The politics of an abortion deal are tricky. Here's how it would work. Pro-life Democrats would vote for health care reform, and then they'd take a subsequent vote sometime later this year to codify the Henry Hyde language ensuring that federal money does not subsidize abortion.
Republicans, naturally, want to make that very difficult. So they're putting out word that they would never vote for such a measure. I have two points to make. First of all, once the health care bill has passed, what incentive do they have to vote against abortion restrictions? They have an incentive to say so now, to spook anti-abortion Democrats into voting no, but I fail to see their incentive two months from now should the bill become law.
Second, let's suppose they follow up with this threat: anti-abortion Republicans join with pro-choice Dems to vote down the abortion restrictions. This would presuppose that anti-abortion Republicans care more about maximizing political discomfort for anti-abortion Democrats than in actually minimizing abortion.
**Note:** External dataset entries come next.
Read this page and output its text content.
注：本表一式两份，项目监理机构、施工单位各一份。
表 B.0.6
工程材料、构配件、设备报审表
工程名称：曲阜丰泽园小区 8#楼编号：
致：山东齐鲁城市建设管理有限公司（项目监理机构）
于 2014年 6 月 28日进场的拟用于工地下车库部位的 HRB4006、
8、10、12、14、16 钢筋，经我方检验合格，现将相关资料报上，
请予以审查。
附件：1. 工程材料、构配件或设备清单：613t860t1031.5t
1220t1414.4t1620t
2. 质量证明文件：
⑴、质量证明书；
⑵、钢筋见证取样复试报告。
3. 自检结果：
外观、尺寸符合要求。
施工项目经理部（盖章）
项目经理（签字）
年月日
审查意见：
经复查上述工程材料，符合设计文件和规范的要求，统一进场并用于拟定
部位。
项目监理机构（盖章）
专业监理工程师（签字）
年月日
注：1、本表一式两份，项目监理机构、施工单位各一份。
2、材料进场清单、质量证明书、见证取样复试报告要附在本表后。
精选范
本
This may indeed be the case. Ramesh Ponnuru in National Review argues that anti-abortion Democrats are going to lose their label if they vote for health care reform:
It is the bulk of pro-lifers—and in particular the ones most active on the issue—who define that label for political purposes. Who are these people more likely to side with and trust in this dispute? The National Right to LifeCommittee , or Commonweal? The Catholic bishops—most of whom support national health insurance—or the Catholic Health Association? The Democrats who are bucking their party, or the ones who are going along with it? Laura Ingraham or Ruth Marcus?
This vote is career-defining, and as NR editorialized the other day, any politician who supports this bill is forfeiting the pro-life label.
Maybe no such thing would happen to anti-abortion Republicans who vote down the Hyde language in order to make life hard for Democrats. To me that would demonstrate that the bulk of the anti-abortion movement is fundamentally acting as an arm of the Republican Party. They certainly have sensible political grounds to do so. But the notion that these groups should be according deference as independent moral arbiters of the cause by anti-abortion voters seems pretty specious. For an anti-abortion Democrat to lose the support of the national Right to Life Committee because Republicans killed an anti-abortion measure just means that the Committee wants to help Republicans.